The pitfalls of pornography are less prurient than one would think in Berger’s slight feature debut. The story of a Spanish married couple – Alfredo Lopez (Cámara, of Almodóvar’s Talk to Her
) and Carmen (Peña, of Almodóvar’s All About My Mother
) – who embark on a new career in the porn field feels, unsurprisingly, like Almodóvar-lite. The juicy subject matter almost guarantees high comic titillation, but while Berger proves himself to have an eye for Seventies-era Spain, with all the washed-out, sun-bleached images that this borderline situation comedy calls for, the whole of it never quite jells into anything more substantial than a frothy, tarty confection as ephemeral and unsatisfying as, well, a porn film.

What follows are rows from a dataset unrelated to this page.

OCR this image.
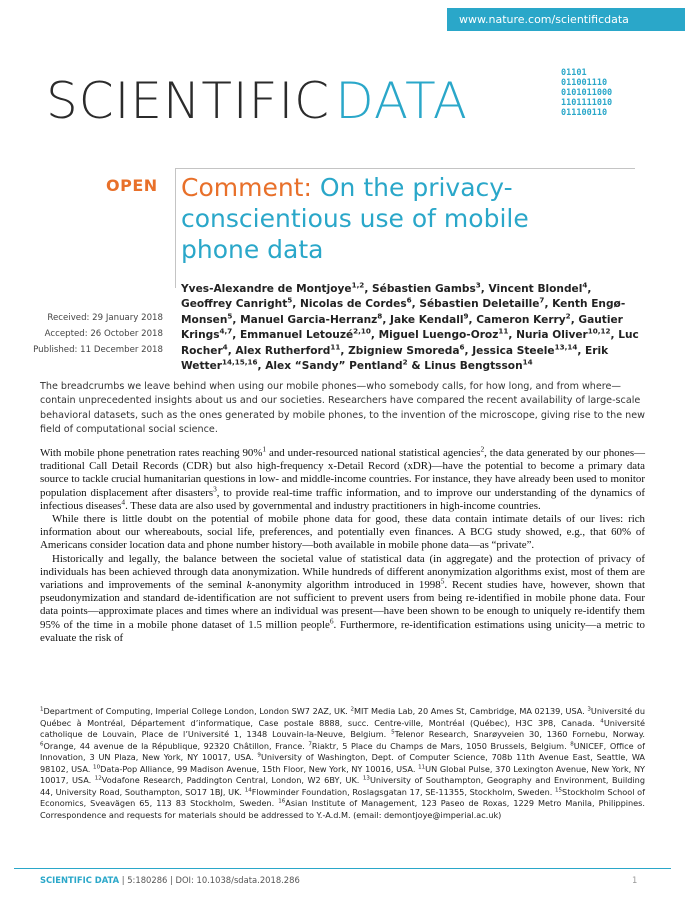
www.nature.com/scientificdata
SCIENTIFIC DATA	01101
011001110
0101011000
1101111010
011100110
OPEN Comment: On the privacy-conscientious use of mobile phone data
Yves-Alexandre de Montjoye$^{1,2}$, Sébastien Gambs$^3$, Vincent Blondel$^4$, Geoffrey Canright$^5$, Nicolas de Cordes$^6$, Sébastien Deletaille$^7$, Kenth Engø-Monsen$^5$, Manuel Garcia-Herranz$^8$, Jake Kendall$^9$, Cameron Kerry$^2$, Gautier Krings$^{4,7}$, Emmanuel Letouzé$^{2,10}$, Miguel Luengo-Oroz$^{11}$, Nuria Oliver$^{10,12}$, Luc Rocher$^4$, Alex Rutherford$^{11}$, Zbigniew Smoreda$^6$, Jessica Steele$^{13,14}$, Erik Wetter$^{14,15,16}$, Alex “Sandy” Pentland$^2$ & Linus Bengtsson$^{14}$
Received: 29 January 2018
Accepted: 26 October 2018
Published: 11 December 2018
The breadcrumbs we leave behind when using our mobile phones—who somebody calls, for how long, and from where—contain unprecedented insights about us and our societies. Researchers have compared the recent availability of large-scale behavioral datasets, such as the ones generated by mobile phones, to the invention of the microscope, giving rise to the new field of computational social science.

With mobile phone penetration rates reaching 90%$^1$ and under-resourced national statistical agencies$^2$, the data generated by our phones—traditional Call Detail Records (CDR) but also high-frequency x-Detail Record (xDR)—have the potential to become a primary data source to tackle crucial humanitarian questions in low- and middle-income countries. For instance, they have already been used to monitor population displacement after disasters$^3$, to provide real-time traffic information, and to improve our understanding of the dynamics of infectious diseases$^4$. These data are also used by governmental and industry practitioners in high-income countries.

While there is little doubt on the potential of mobile phone data for good, these data contain intimate details of our lives: rich information about our whereabouts, social life, preferences, and potentially even finances. A BCG study showed, e.g., that 60% of Americans consider location data and phone number history—both available in mobile phone data—as “private”.

Historically and legally, the balance between the societal value of statistical data (in aggregate) and the protection of privacy of individuals has been achieved through data anonymization. While hundreds of different anonymization algorithms exist, most of them are variations and improvements of the seminal k-anonymity algorithm introduced in 1998$^5$. Recent studies have, however, shown that pseudonymization and standard de-identification are not sufficient to prevent users from being re-identified in mobile phone data. Four data points—approximate places and times where an individual was present—have been shown to be enough to uniquely re-identify them 95% of the time in a mobile phone dataset of 1.5 million people$^6$. Furthermore, re-identification estimations using unicity—a metric to evaluate the risk of

$^1$Department of Computing, Imperial College London, London SW7 2AZ, UK. $^2$MIT Media Lab, 20 Ames St, Cambridge, MA 02139, USA. $^3$Université du Québec à Montréal, Département d’informatique, Case postale 8888, succ. Centre-ville, Montréal (Québec), H3C 3P8, Canada. $^4$Université catholique de Louvain, Place de l’Université 1, 1348 Louvain-la-Neuve, Belgium. $^5$Telenor Research, Snarøyveien 30, 1360 Fornebu, Norway. $^6$Orange, 44 avenue de la République, 92320 Châtillon, France. $^7$Riaktr, 5 Place du Champs de Mars, 1050 Brussels, Belgium. $^8$UNICEF, Office of Innovation, 3 UN Plaza, New York, NY 10017, USA. $^9$University of Washington, Dept. of Computer Science, 708b 11th Avenue East, Seattle, WA 98102, USA. $^{10}$Data-Pop Alliance, 99 Madison Avenue, 15th Floor, New York, NY 10016, USA. $^{11}$UN Global Pulse, 370 Lexington Avenue, New York, NY 10017, USA. $^{12}$Vodafone Research, Paddington Central, London, W2 6BY, UK. $^{13}$University of Southampton, Geography and Environment, Building 44, University Road, Southampton, SO17 1BJ, UK. $^{14}$Flowminder Foundation, Roslagsgatan 17, SE-11355, Stockholm, Sweden. $^{15}$Stockholm School of Economics, Sveavägen 65, 113 83 Stockholm, Sweden. $^{16}$Asian Institute of Management, 123 Paseo de Roxas, 1229 Metro Manila, Philippines. Correspondence and requests for materials should be addressed to Y.-A.d.M. (email: demontjoye@imperial.ac.uk)
SCIENTIFIC DATA | 5:180286 | DOI: 10.1038/sdata.2018.286	1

Risqué Torremolinos 73
may well be, but it’s certainly nothing for the morals squad to get up in arms about. Berger’s depiction of home-brew brouhahas is more sweetly doe-eyed than floridly sensual, and both Cámara and Peña, who generate a wonderfully realistic spousal chemistry, are decidedly quaint in their lovemaking, whether it’s for the camera or for each other. The film’s central conceit, which has the down-at-the-heels door-to-door encyclopedia salesman Alfredo being unceremoniously ushered into the skin trade by his boss (who assures his hesitant employee that the resulting Super-8 loops will only be distributed in sex-mad Scandinavia) is played strictly for laughs, but it’s Carmen’s aching, ticking biological clock that provides the film’s most solid emotional underpinnings. There are plenty of softball softcore gags to go around – including an ongoing schtick that has the bemused couple repeatedly recognized in various public places by visiting Scandinavian tourists – and a lengthy subplot regarding Alfredo’s own mad love affair with the work of Ingmar Bergman that leaves him plotting to direct the adult Bergman pastiche of the title. It’s all about as sordid as a mussed bedspread. Berger’s film comes awfully close to achieving some sort of tearful truth in the film’s lukewarm but affecting denouement, as a woeful Carmen makes love to another man while her obviously jealous husband films their frolic, but even that feels leavened by the addition of a cutesy montage ending that reveals, to no one’s surprise, that all’s well in the Lopez household, after all. All this and not a glimmer of General Franco makes for a surreal – and sporadically inspired – comedy of Spanish mores back when naughty was nice.